Our aim was to understand how moderately increased light intensities influenced the response of chickpea to high temperature. Three chickpea genotypes (Acc#3, Acc#7 and Acc#8) were treated at control (26 °C and 300 μmol m⁻² s⁻¹ photosynthetic photon flux density/PPFD), high temperature (38 °C and 300 μmol m⁻² s⁻¹ PPFD), increased light intensity (26 °C and 600 μmol m⁻² s⁻¹ PPFD) and combination of increased light and temperature (38 °C and 600 μmol m⁻² s⁻¹ PPFD). The net photosynthetic rate (P_N) of Acc#3 and Acc#8 significantly decreased at high temperature regardless of light intensity. The P_N of all three genotypes at increased light intensity was significantly higher than that at high temperature. The intracellular CO₂ concentration (C_i), stomatal conductance (g_s) and transpiration rate (E) of Acc#3 and Acc#8 at increased light intensity with or without high temperature significantly decreased in comparison with control and individually high temperature treatment. The relative water content of Acc#3 at high temperature and the combination treatment decreased as compared with control. The relative water content of Acc#7 at control was higher than the other three treatments. The F_v/F_m (Maximum quantum efficiency of photosystem II) of leaves from the three genotypes at 38 °C were lower than at 26 °C regardless of light intensity. The high temperature decreased chlorophyll content in the lower bottom leaf of Acc#7 and Acc#8 than control. In conclusion, chickpeas showed a higher net photosynthetic rate at increased light intensity to withstand heat stress, which was genotype-dependent. Physiological responses of different chickpea genotypes to increased temperature and light intensity indicated that distinct responsive mechanism of photosynthesis. This study provides information on how chickpea respond to high temperature and increased light intensity, which will help us to improve chickpea to deal with future climate changes.

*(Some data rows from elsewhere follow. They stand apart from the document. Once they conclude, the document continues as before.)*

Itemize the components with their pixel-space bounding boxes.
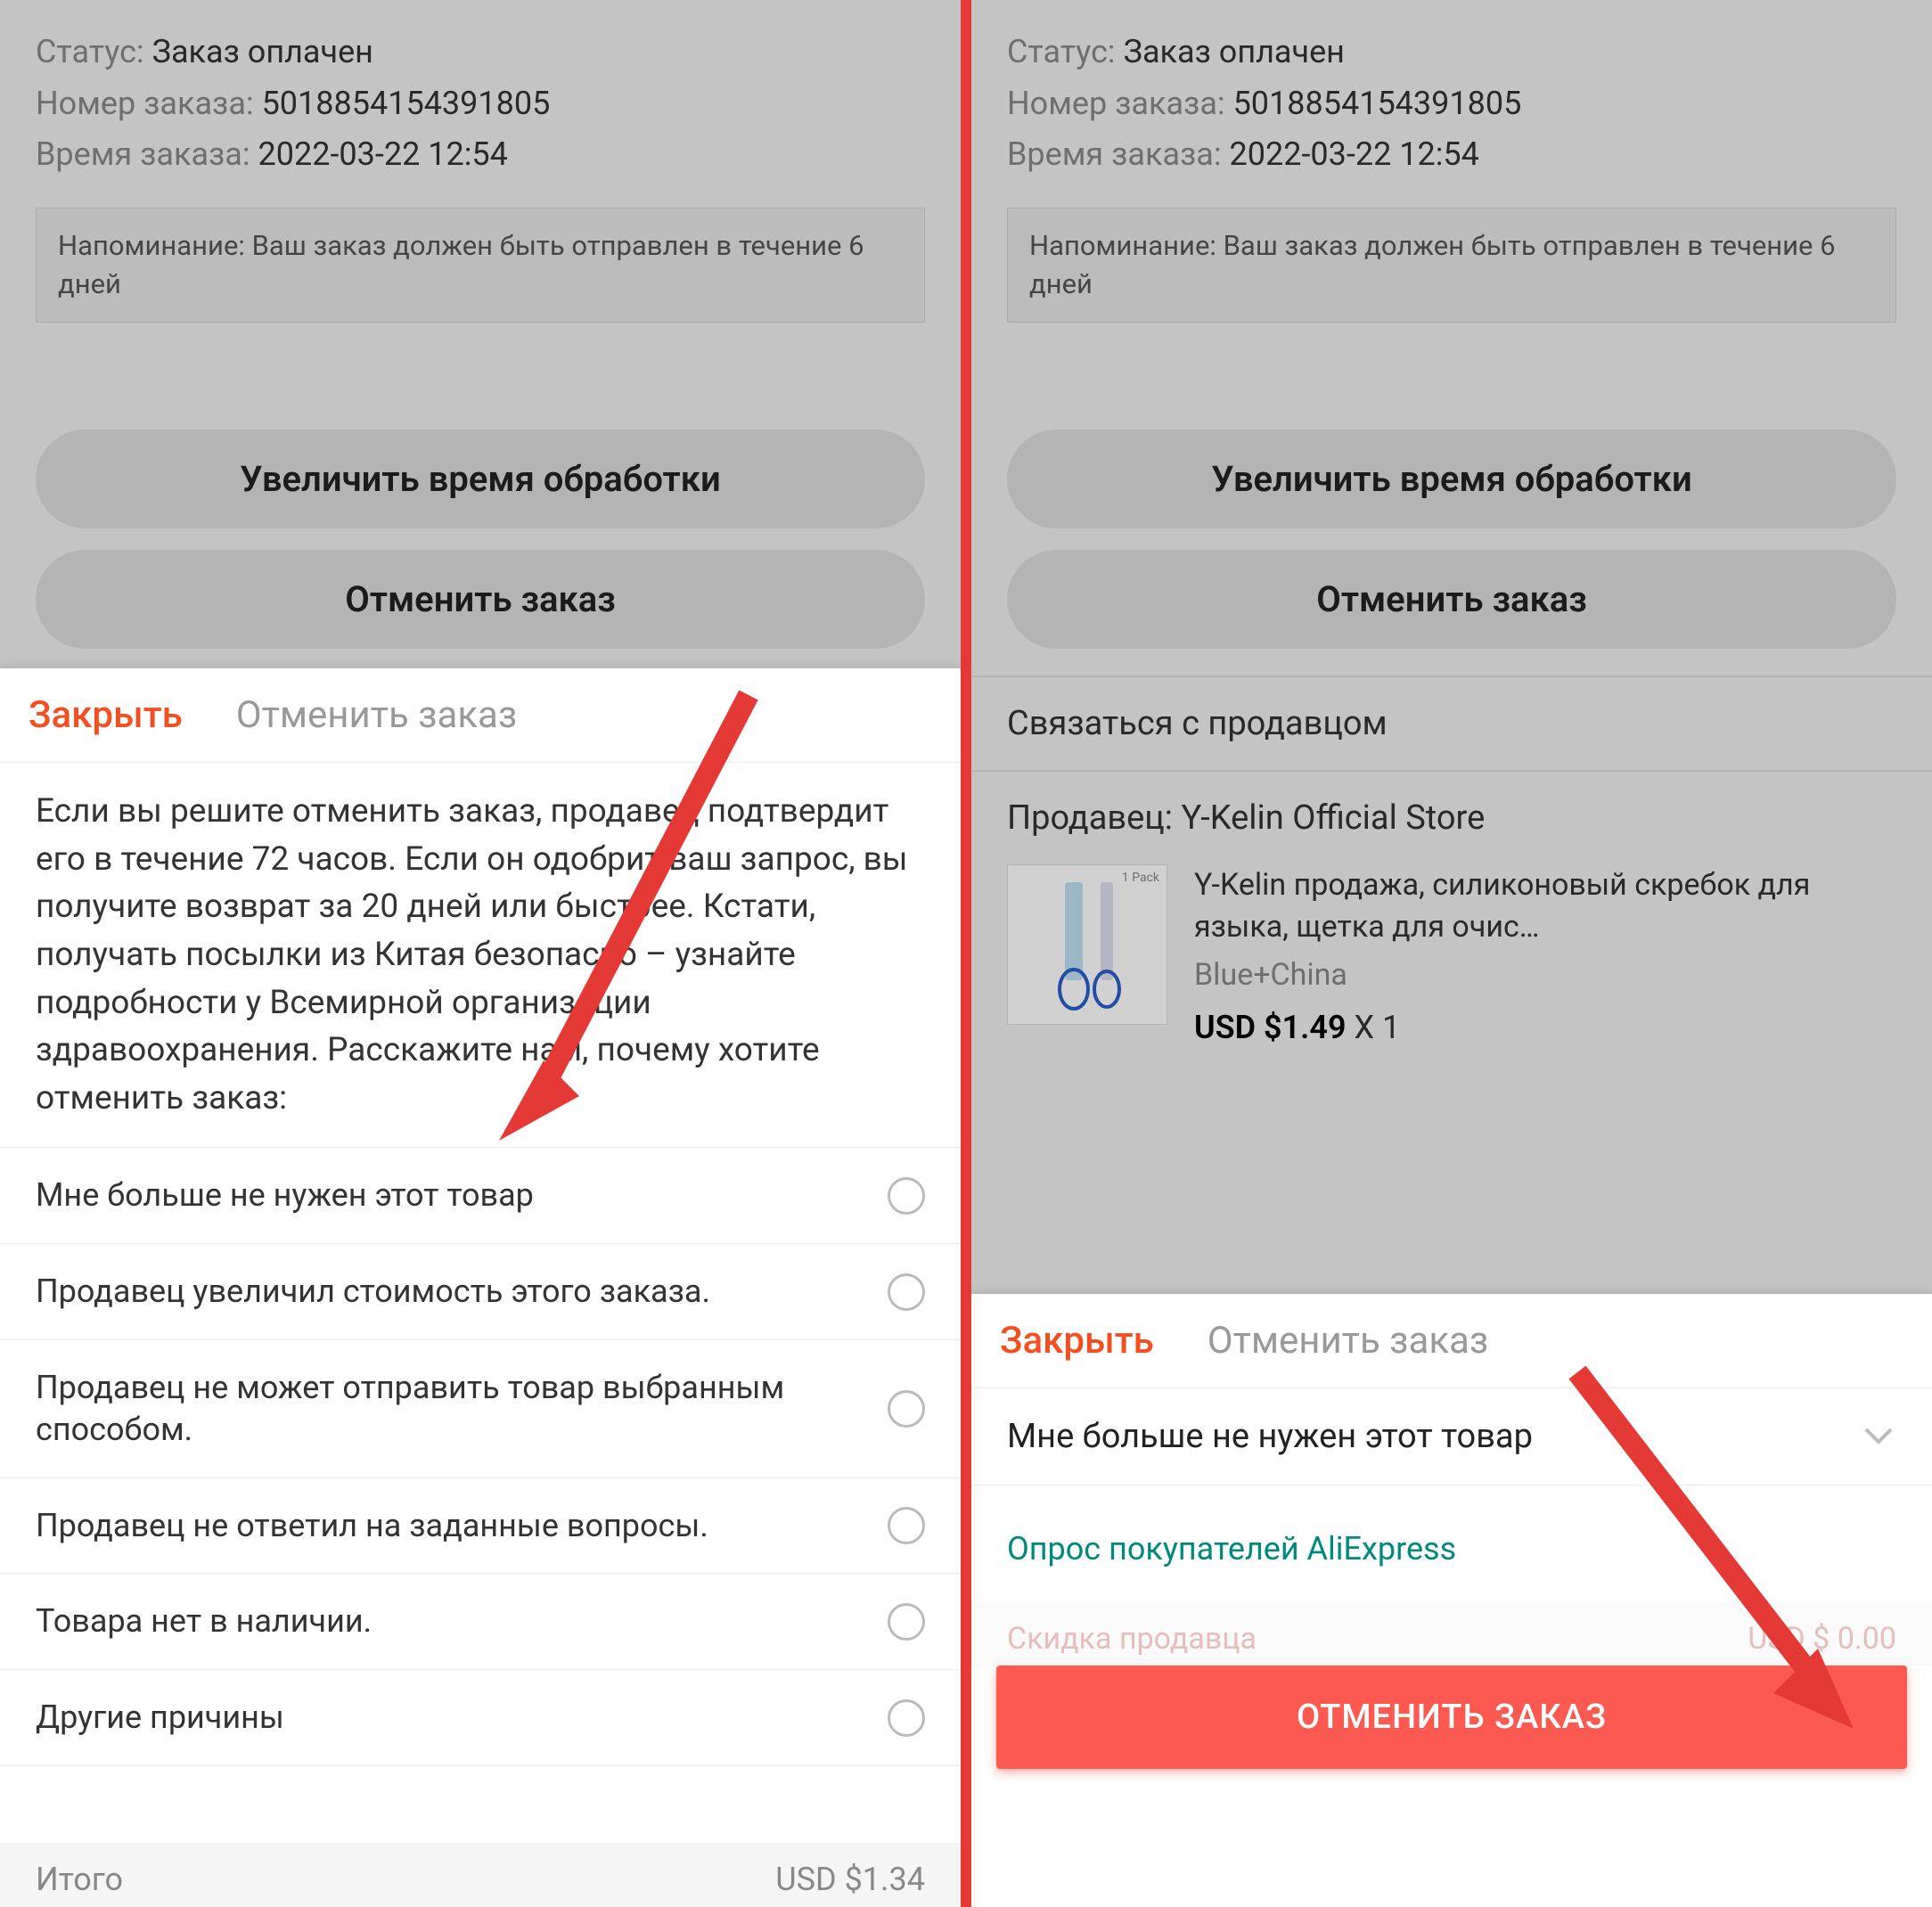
- cancel-order-button[interactable]: Отменить заказ: [1007, 550, 1896, 649]
- right-screen: Статус: Заказ оплачен Номер заказа: 5018…: [971, 0, 1932, 1907]
- reason-text: Другие причины: [36, 1697, 870, 1739]
- cancel-order-cta-button[interactable]: ОТМЕНИТЬ ЗАКАЗ: [996, 1666, 1907, 1769]
- left-screen: Статус: Заказ оплачен Номер заказа: 5018…: [0, 0, 961, 1907]
- selected-reason-dropdown[interactable]: Мне больше не нужен этот товар: [971, 1388, 1932, 1485]
- sheet-close-button[interactable]: Закрыть: [29, 693, 183, 737]
- product-price: USD $1.49: [1194, 1009, 1347, 1046]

我们的目的是了解适度增加的光强度如何影响鹰嘴豆对高温的响应。在对照（26°C和300μmolm ^-2 s ^-1光合光子通量密度/ PPFD），高温（38°C和300μmol）下处理了三种鹰嘴豆基因型（Acc＃3，Acc＃7和Acc＃8）m ^-2 s ^-1 PPFD），增加的光强度（26°C和600μmolm ^-2 s ^-1 PPFD）和增加的光和温度（38°C和600μmolm ^-2 s ^-1 PPFD）的组合。净光合速率（P _Ñ度Acc＃3和ACC。＃8）在高温下降低显著光强度无关。的P _Ñ在增加的光强度的所有三个基因型的比在高温下显著更高。与对照和单独高温处理相比，在有或没有高温的情况下，Acc＃3和Acc＃8在增加的光强度下，细胞内CO ₂浓度（C _i），气孔导度（g _s）和蒸腾速率（E）均显着降低。 。与对照相比，Acc＃3在高温和联合处理下的相对含水量降低。对照中Acc＃7的相对含水量高于其他三种处理。F _v / F _m三种基因型的叶片（光系统II的最大量子效率）在38°C时均低于26°C，而与光强度无关。高温使Acc＃7和Acc＃8的下部底部叶片的叶绿素含量比对照降低。总之，鹰嘴豆表现出较高的净光合速率，其光强度增加以承受热胁迫，这是基因型依赖性的。不同鹰嘴豆基因型对温度升高和光照强度的生理响应表明光合作用的响应机制不同。这项研究提供了有关鹰嘴豆如何应对高温和增加光强度的信息，这将有助于我们改进鹰嘴豆以应对未来的气候变化。